Challenge any EDR solution by asking the following critical questions.
What attack tactics and techniques is the EDR able to detect?
Evaluate the EDR alignment with the MITRE ATT&CK Framework to assess how well the solution can identify a diverse array of techniques across different stages of the attack lifecycle, such as:
- Weaponization
- Delivery
- Exploitation
- Installation
- Collection, Command and Control
- Actions on objectives
… and their many sub-techniques.
Mapping the EDR detection capabilities with the MITRE ATT&CK Framework enables teams to identify the solution’s capacity to deliver the required alerts and on which specific attack techniques.
How does the EDR integrate Threat Intelligence and updates?

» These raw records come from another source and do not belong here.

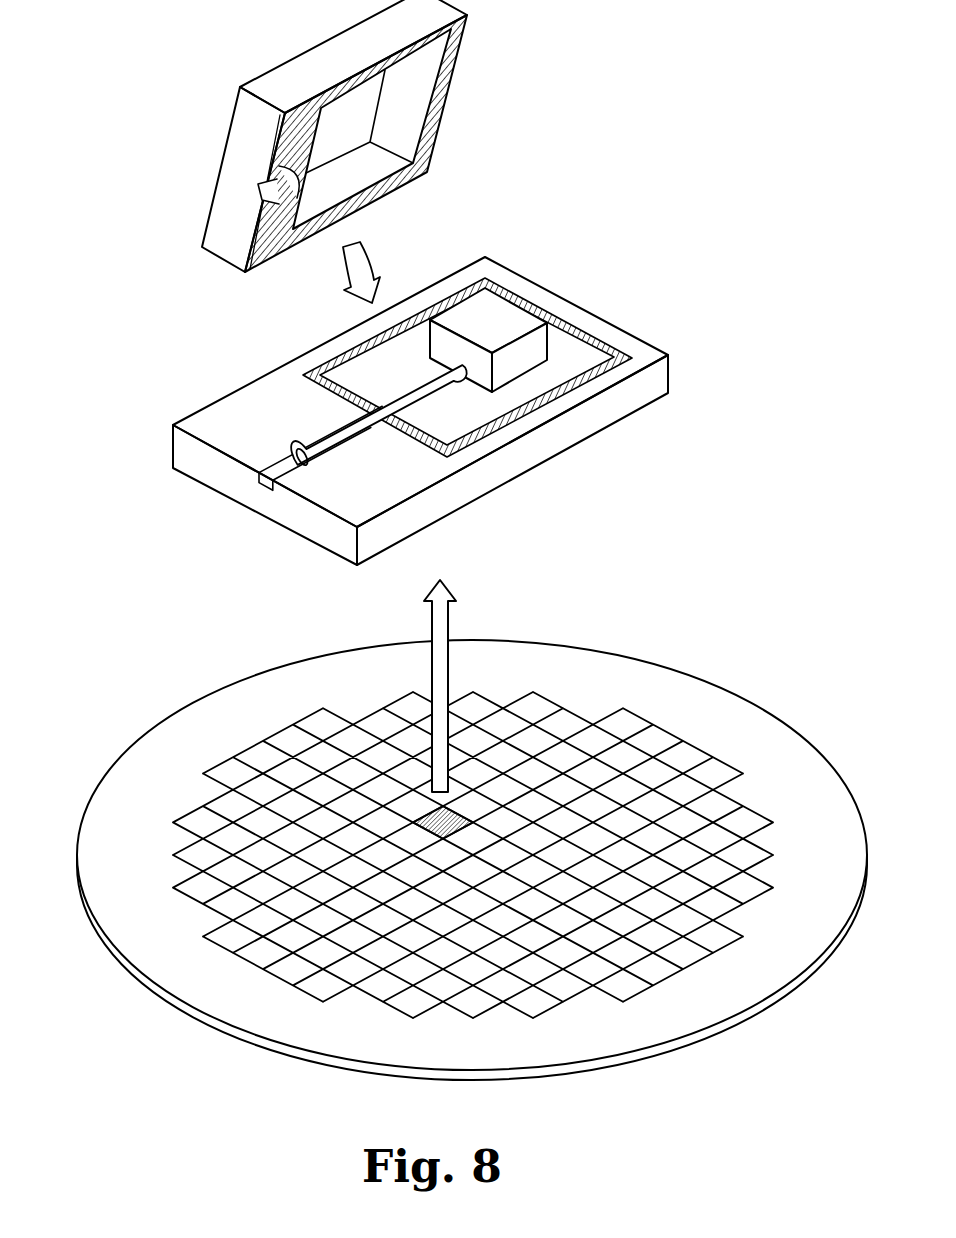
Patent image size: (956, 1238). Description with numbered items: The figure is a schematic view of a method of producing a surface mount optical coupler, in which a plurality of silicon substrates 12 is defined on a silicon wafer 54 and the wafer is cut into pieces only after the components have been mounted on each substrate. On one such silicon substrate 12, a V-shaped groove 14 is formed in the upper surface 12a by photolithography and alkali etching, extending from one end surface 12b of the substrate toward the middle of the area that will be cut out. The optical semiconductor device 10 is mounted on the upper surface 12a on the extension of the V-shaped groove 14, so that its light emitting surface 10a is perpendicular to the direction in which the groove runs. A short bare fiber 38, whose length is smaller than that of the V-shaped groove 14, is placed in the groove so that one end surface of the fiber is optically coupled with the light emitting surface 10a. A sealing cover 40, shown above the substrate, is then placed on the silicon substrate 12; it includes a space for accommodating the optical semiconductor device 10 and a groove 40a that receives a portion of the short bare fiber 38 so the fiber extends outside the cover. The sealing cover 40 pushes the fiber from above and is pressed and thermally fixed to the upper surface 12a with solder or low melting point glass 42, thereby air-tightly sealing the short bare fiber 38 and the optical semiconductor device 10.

The optical semiconductor device 10 is at (504, 363).
The light emitting surface 10a is at (470, 372).
The silicon substrate 12 is at (420, 436).
The upper surface 12a is at (633, 362).
The end surface 12b is at (318, 531).
The V-shaped groove 14 is at (283, 468).
The short bare fiber 38 is at (335, 436).
The sealing cover 40 is at (309, 136).
The groove 40a is at (257, 231).
The solder or low melting point glass 42 is at (448, 96).
The silicon wafer 54 is at (128, 792).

Is the EDR able to integrate external threat intelligence feeds that include MITRE ATT&CK data – notably with connectors? Is it able to integrate new tactics or techniques into their detection capabilities ?
Organizations change over time; detection needs to evolve alongside them. The ability to contextualize alerts and define priorities in the event of a security incident is paramount.

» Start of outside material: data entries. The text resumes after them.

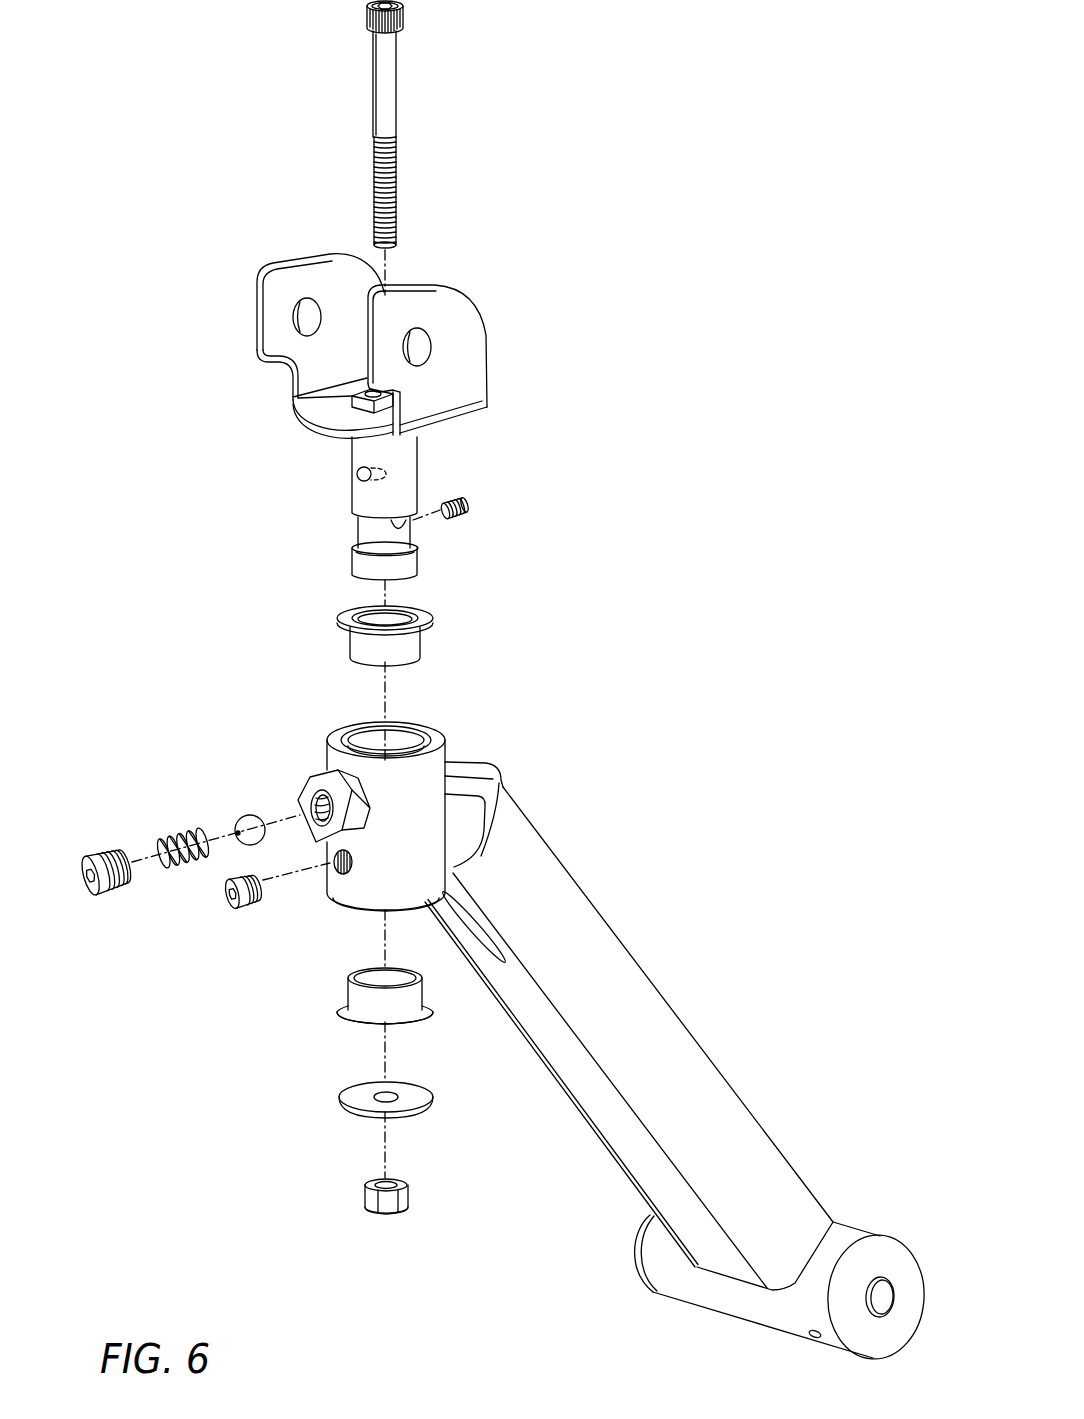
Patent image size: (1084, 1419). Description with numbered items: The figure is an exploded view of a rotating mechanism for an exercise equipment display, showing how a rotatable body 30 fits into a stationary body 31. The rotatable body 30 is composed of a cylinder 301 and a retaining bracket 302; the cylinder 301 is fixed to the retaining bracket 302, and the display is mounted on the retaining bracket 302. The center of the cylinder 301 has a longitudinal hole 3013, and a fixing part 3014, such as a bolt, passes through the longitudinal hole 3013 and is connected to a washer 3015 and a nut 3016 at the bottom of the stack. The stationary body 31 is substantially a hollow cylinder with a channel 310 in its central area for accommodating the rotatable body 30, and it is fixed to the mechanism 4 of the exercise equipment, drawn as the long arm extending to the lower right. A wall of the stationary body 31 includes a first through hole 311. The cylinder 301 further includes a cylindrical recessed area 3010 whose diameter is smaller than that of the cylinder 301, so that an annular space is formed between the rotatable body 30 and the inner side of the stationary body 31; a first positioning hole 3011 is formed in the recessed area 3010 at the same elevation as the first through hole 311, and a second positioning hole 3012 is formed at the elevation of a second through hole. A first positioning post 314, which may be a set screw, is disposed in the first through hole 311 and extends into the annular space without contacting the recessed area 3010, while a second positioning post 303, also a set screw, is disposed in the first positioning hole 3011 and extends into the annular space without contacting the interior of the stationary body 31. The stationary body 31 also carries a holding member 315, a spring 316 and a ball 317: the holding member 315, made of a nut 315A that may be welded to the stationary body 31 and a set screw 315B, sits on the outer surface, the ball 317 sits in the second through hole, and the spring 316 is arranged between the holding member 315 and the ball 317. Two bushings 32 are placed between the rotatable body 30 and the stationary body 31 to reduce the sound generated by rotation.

The mechanism of the exercise equipment 4 is at (691, 1022).
The rotatable body 30 is at (566, 426).
The stationary body 31 is at (466, 737).
The bushing 32 is at (412, 645).
The cylinder 301 is at (408, 465).
The retaining bracket 302 is at (470, 343).
The second positioning post 303 is at (470, 508).
The channel 310 is at (403, 742).
The first through hole 311 is at (337, 863).
The first positioning post 314 is at (238, 903).
The holding member 315 is at (237, 720).
The nut 315A is at (320, 770).
The set screw 315B is at (110, 847).
The spring 316 is at (173, 867).
The ball 317 is at (250, 827).
The recessed area 3010 is at (368, 532).
The first positioning hole 3011 is at (408, 527).
The second positioning hole 3012 is at (357, 476).
The longitudinal hole 3013 is at (363, 376).
The fixing part 3014 is at (387, 77).
The washer 3015 is at (347, 1097).
The nut 3016 is at (363, 1193).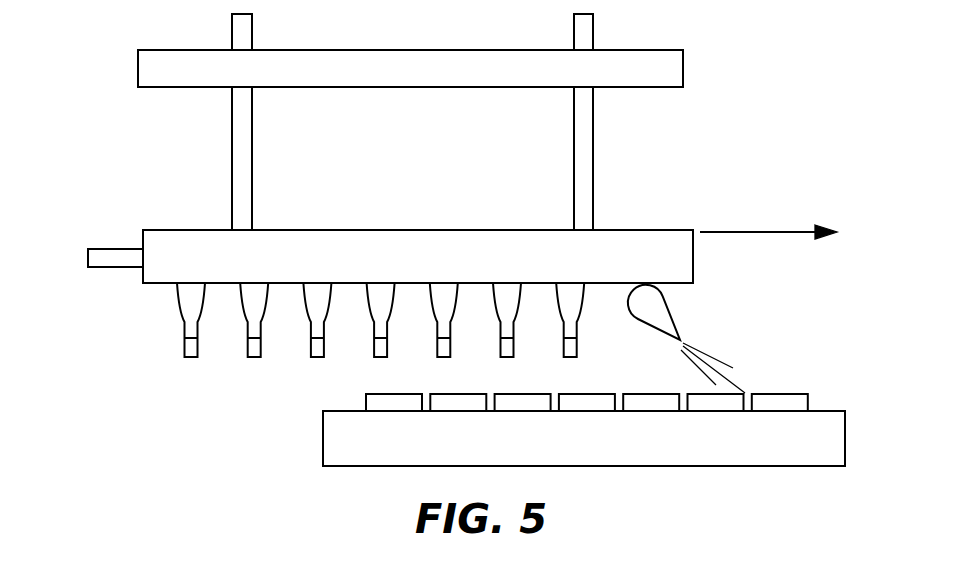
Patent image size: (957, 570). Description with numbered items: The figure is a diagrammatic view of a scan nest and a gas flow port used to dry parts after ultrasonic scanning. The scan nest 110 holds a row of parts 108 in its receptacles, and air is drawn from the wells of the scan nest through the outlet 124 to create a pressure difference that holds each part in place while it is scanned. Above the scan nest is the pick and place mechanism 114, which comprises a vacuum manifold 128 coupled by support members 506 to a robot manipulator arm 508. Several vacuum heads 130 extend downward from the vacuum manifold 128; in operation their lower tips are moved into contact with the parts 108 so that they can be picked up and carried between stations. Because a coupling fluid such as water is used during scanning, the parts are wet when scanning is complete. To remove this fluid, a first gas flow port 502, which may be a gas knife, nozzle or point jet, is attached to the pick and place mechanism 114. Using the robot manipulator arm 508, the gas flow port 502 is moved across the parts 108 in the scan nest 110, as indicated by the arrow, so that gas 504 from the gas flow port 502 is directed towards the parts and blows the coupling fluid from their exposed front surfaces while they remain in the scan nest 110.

The robot manipulator arm 508 is at (462, 50).
The support members 506 is at (232, 160).
The vacuum manifold 128 is at (400, 230).
The outlet 124 is at (122, 249).
The vacuum heads 130 is at (180, 312).
The first gas flow port 502 is at (667, 308).
The gas 504 is at (710, 352).
The parts 108 is at (366, 405).
The scan nest 110 is at (323, 443).
The pick and place mechanism 114 is at (782, 126).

How does the EDR display reports and data
Reports and dashboards that follow MITRE ATT&CK’s mapping help monitor tactics and techniques set out in this framework.

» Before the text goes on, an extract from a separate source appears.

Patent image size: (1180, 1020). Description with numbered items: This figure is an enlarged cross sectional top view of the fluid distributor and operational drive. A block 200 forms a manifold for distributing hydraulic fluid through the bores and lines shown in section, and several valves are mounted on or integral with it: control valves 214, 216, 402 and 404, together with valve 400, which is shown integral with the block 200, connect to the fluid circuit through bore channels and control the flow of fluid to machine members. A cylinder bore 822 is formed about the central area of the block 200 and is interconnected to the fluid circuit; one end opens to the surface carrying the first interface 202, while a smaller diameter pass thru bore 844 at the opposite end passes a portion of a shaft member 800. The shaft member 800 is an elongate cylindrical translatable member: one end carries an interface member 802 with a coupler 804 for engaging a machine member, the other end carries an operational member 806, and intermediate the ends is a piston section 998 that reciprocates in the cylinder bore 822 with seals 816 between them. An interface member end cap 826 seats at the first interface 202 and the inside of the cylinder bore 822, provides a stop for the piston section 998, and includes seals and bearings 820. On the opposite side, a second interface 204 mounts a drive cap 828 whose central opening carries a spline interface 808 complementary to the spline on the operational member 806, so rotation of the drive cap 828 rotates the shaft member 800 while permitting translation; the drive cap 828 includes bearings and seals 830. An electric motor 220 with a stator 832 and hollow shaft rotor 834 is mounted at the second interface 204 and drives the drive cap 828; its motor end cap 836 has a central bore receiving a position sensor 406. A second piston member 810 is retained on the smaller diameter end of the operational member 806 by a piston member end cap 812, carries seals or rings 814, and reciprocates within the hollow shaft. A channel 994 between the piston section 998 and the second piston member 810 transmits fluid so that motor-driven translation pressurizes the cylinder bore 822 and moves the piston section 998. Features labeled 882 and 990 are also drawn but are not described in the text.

In addition to enabling specific threat prioritization, it identifies those that weigh most heavily on the organization.
From that perspective, the more the tool gives access to data, the more security events can be contextualized and prioritized, and the more EDR can help investigations.
Our common priority: make it easier for experts to foil attacks
The MITRE ATT&CK Framework is useful for a wide range of cybersecurity players, and MITRE ATT&CK’s evaluation is an internationally recognized test serving as a benchmark for professionals and decision-makers in the cybersecurity industry.
It enables teams to test a tool’s ability to detect attack techniques, but each technique can be executed in many different ways, and it’s challenging for any tool to prevent 100% of them.
Rather than validating a detection list according to a predefined frame of reference, the real stakes hinge on being able to detect any suspicious behavior and respond swiftly and accordingly.
A burglar can (brute) force the door with a crowbar, lockpick, or battering ram… So the most important thing is detecting the abnormal behavior – the intrusion – period. Determining the precise tool the burglar used is secondary.
MITRE should therefore be seen as a way to assess a tool’s ability to accurately detect attack techniques (all it takes is one). Assigning the right level of criticality will prompt defensive action to counter the attacker.
Throughout your POC, you can test the EDR in the field in your own context, backed by MITRE’s guidelines. Ask yourself: Does this tool meet my organization’s needs? Your call, analysts.